When Praying Isn’t Enough
Written By Siobhan Jansen, Elevate Christian Disability Trust Staff
We all want to be healed, whether it’s emotionally, spiritually, mentally or physically. It might not be visible to others. It might be a deep hurt or a spiritual scar that’s never properly healed. It might come from a relationship breakdown or past trauma. It might be a deep yearning of a prayer that we feel is yet unanswered – or maybe it’s the pain of a prayer that’s been answered with a no or not yet. It might be a disease or physical condition that’s causing pain and suffering. It might be the loss of a loved one.
Prayer is a powerful thing. God hears our cries and is compassionate. Healing services, corporate prayer or small group prayer-chains guided by biblical principles can be an effective foundation for true healing and support. However, it should not and cannot simply stop there.
Romans 12:15 calls us to grieve with those who are grieving and rejoice with those who are rejoicing.

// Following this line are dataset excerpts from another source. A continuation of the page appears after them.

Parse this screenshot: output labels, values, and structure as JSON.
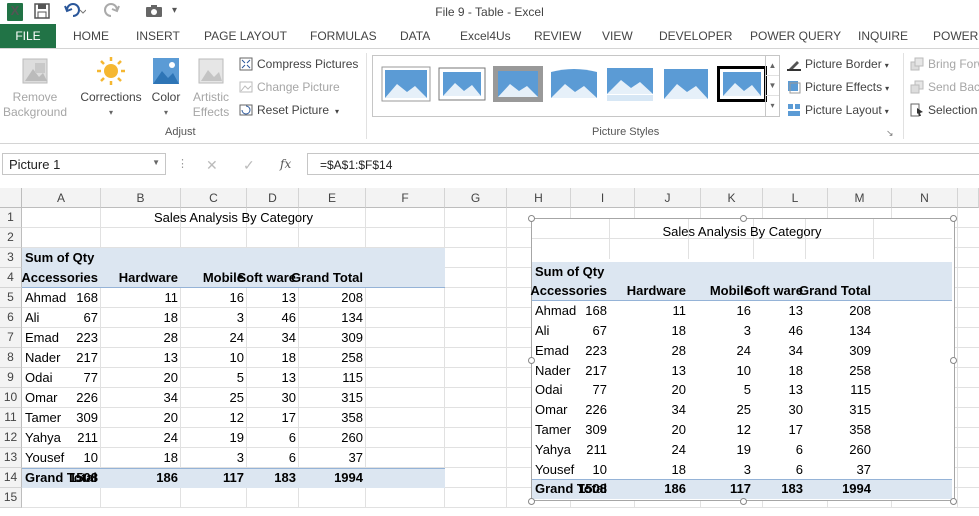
{
  "window": {
    "title": "File 9 - Table - Excel",
    "logo": "X"
  },
  "tabs": {
    "file": "FILE",
    "items": [
      "HOME",
      "INSERT",
      "PAGE LAYOUT",
      "FORMULAS",
      "DATA",
      "Excel4Us",
      "REVIEW",
      "VIEW",
      "DEVELOPER",
      "POWER QUERY",
      "INQUIRE",
      "POWERP"
    ]
  },
  "ribbon": {
    "remove_background": "Remove Background",
    "corrections": "Corrections",
    "color": "Color",
    "artistic_effects": "Artistic Effects",
    "compress_pictures": "Compress Pictures",
    "change_picture": "Change Picture",
    "reset_picture": "Reset Picture",
    "adjust_label": "Adjust",
    "picture_styles_label": "Picture Styles",
    "picture_border": "Picture Border",
    "picture_effects": "Picture Effects",
    "picture_layout": "Picture Layout",
    "bring_forward": "Bring Forw",
    "send_backward": "Send Back",
    "selection_pane": "Selection"
  },
  "formula_bar": {
    "name_box": "Picture 1",
    "fx": "fx",
    "formula": "=$A$1:$F$14"
  },
  "columns": [
    "A",
    "B",
    "C",
    "D",
    "E",
    "F",
    "G",
    "H",
    "I",
    "J",
    "K",
    "L",
    "M",
    "N"
  ],
  "rows": [
    "1",
    "2",
    "3",
    "4",
    "5",
    "6",
    "7",
    "8",
    "9",
    "10",
    "11",
    "12",
    "13",
    "14",
    "15"
  ],
  "table": {
    "title": "Sales Analysis By Category",
    "sum_label": "Sum of Qty",
    "headers": [
      "Accessories",
      "Hardware",
      "Mobile",
      "Soft ware",
      "Grand Total"
    ],
    "rows": [
      {
        "name": "Ahmad",
        "values": [
          "168",
          "11",
          "16",
          "13",
          "208"
        ]
      },
      {
        "name": "Ali",
        "values": [
          "67",
          "18",
          "3",
          "46",
          "134"
        ]
      },
      {
        "name": "Emad",
        "values": [
          "223",
          "28",
          "24",
          "34",
          "309"
        ]
      },
      {
        "name": "Nader",
        "values": [
          "217",
          "13",
          "10",
          "18",
          "258"
        ]
      },
      {
        "name": "Odai",
        "values": [
          "77",
          "20",
          "5",
          "13",
          "115"
        ]
      },
      {
        "name": "Omar",
        "values": [
          "226",
          "34",
          "25",
          "30",
          "315"
        ]
      },
      {
        "name": "Tamer",
        "values": [
          "309",
          "20",
          "12",
          "17",
          "358"
        ]
      },
      {
        "name": "Yahya",
        "values": [
          "211",
          "24",
          "19",
          "6",
          "260"
        ]
      },
      {
        "name": "Yousef",
        "values": [
          "10",
          "18",
          "3",
          "6",
          "37"
        ]
      }
    ],
    "total": {
      "name": "Grand Total",
      "values": [
        "1508",
        "186",
        "117",
        "183",
        "1994"
      ]
    }
  }
}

This is not fulfilled if we only ever, passively send a text of ‘I’m sorry, I’ll be praying for you.’ God’s compassion and mercy for His children is in part, His provision of Christian community. But for this to work, we, as His body, need to be listening for and following His will. Being His hands and His feet. Serving one another. We are called to sacrificial love, to pick up our cross and carry it. Believing that a one-off prayer has fulfilled your bodily duty is false.
There may be occasions when we are called to sit beside a person, pray for them and then never see them again. Or sometimes praying is genuinely the only support you can offer. Yet this should not be the norm within our churches. We need to be actively loving one another.

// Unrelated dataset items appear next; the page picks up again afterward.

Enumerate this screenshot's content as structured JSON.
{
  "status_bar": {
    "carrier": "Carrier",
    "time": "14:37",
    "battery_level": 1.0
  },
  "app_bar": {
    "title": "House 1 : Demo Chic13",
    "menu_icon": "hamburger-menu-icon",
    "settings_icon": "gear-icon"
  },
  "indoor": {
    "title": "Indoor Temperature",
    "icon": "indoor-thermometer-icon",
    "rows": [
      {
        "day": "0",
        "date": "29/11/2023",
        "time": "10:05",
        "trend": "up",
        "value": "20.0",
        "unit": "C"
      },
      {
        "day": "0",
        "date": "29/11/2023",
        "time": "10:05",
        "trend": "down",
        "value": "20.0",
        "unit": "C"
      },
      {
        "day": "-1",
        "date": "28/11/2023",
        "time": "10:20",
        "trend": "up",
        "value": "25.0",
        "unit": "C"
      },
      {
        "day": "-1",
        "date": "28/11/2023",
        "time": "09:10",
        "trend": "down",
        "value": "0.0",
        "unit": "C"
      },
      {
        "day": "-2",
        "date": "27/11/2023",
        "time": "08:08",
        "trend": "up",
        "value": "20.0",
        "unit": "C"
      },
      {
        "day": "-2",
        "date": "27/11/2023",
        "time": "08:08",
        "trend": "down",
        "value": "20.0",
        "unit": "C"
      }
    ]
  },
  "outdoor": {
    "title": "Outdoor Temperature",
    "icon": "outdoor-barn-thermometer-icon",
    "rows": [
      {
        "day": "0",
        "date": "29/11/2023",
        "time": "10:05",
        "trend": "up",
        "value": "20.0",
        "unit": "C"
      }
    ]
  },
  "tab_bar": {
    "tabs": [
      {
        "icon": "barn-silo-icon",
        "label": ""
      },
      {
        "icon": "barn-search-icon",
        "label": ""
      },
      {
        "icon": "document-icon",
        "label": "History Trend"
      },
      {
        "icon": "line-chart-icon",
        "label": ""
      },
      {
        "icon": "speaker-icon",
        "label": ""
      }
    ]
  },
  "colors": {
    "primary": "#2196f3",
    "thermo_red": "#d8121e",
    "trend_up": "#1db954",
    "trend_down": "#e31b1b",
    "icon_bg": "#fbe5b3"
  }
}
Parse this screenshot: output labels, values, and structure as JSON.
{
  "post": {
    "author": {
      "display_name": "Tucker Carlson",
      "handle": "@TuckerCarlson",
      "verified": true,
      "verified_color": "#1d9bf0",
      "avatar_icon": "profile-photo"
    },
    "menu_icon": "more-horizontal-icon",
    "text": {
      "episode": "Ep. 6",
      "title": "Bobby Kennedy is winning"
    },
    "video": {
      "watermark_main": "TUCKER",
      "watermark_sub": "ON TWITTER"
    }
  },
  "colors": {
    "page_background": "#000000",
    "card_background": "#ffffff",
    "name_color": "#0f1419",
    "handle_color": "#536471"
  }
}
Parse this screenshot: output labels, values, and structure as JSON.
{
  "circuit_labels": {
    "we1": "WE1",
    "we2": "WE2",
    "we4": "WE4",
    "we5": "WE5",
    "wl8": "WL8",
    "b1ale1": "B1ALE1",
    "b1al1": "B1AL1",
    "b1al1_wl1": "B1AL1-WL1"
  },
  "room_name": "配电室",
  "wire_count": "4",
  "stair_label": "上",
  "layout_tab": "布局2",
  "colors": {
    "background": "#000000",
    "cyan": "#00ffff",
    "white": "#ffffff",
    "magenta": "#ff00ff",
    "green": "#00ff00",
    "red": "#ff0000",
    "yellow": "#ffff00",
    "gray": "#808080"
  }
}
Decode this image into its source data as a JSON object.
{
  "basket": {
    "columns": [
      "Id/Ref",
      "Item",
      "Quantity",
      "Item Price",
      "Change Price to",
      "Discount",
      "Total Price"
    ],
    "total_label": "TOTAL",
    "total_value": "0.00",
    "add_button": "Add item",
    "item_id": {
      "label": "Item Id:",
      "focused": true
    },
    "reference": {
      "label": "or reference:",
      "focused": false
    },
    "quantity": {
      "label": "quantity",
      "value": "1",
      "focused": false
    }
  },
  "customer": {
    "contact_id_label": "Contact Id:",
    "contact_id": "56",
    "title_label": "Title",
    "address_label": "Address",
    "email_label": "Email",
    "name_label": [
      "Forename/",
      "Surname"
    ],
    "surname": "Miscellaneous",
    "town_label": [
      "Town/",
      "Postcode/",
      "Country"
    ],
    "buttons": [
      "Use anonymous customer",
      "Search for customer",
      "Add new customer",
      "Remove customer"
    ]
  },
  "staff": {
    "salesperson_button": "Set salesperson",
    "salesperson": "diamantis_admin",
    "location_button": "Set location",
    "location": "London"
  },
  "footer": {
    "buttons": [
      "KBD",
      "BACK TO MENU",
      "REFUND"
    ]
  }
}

To actively love another person, involves reaching out to them if we haven’t seen them at church for a while, and this should not just be the role of the pastoral team, it needs to be all church members. Whether your church is large or small, individual members should be encouraged to reach out to others in love.
A healing or a prayer service can be good, but it’s even better when needs are followed up. Someone’s grief or pain, even if it is transcended with peace, rarely goes away overnight. It’s a journey and one that is made lonelier if people don’t reach out.
On a side note, when a person is grieving or not coping, asking them to reach out and make decisions on who to ask for what help can often be too overwhelming. So rather than saying, ‘call me if you need anything’, try saying what you’re willing to help with and when (such as looking after the kids for an hour on the weekend, or being able to provide some baking).
When someone who is hurting is prayer for and surrounded by love in the moment of a prayer session, but then doesn’t receive any further support, encouragement or acknowledgement, how then are they meant to feel loved?
Jesus showed us time and again, how to actively love one another. He didn’t just say to someone “I’ll pray for you” and leave it at that, Jesus would reach out and welcome the marginalised and the hurting, praying for them yes, but also provided for their physical and emotional needs too. A good example is of the story of the woman who was bleeding for 12 years, which can be found in 3 of the gospels. Because of the woman’s condition, she would have been shunned by society. By touching Jesus’ cloak, her physical condition was cured, but Jesus knowing that she had touched him, stopped what he was doing and in amongst the large crowd surrounding him, he looked for her. When she approached him, he acknowledged her and he talked to her in public. For a woman who had been shunned by people for so long, this would have been a significant act for her, it also demonstrated to those around her how they too were to treat her. In doing so, Jesus healed her emotional wounds too.
So let us follow Jesus’ example of actively showing love to one another.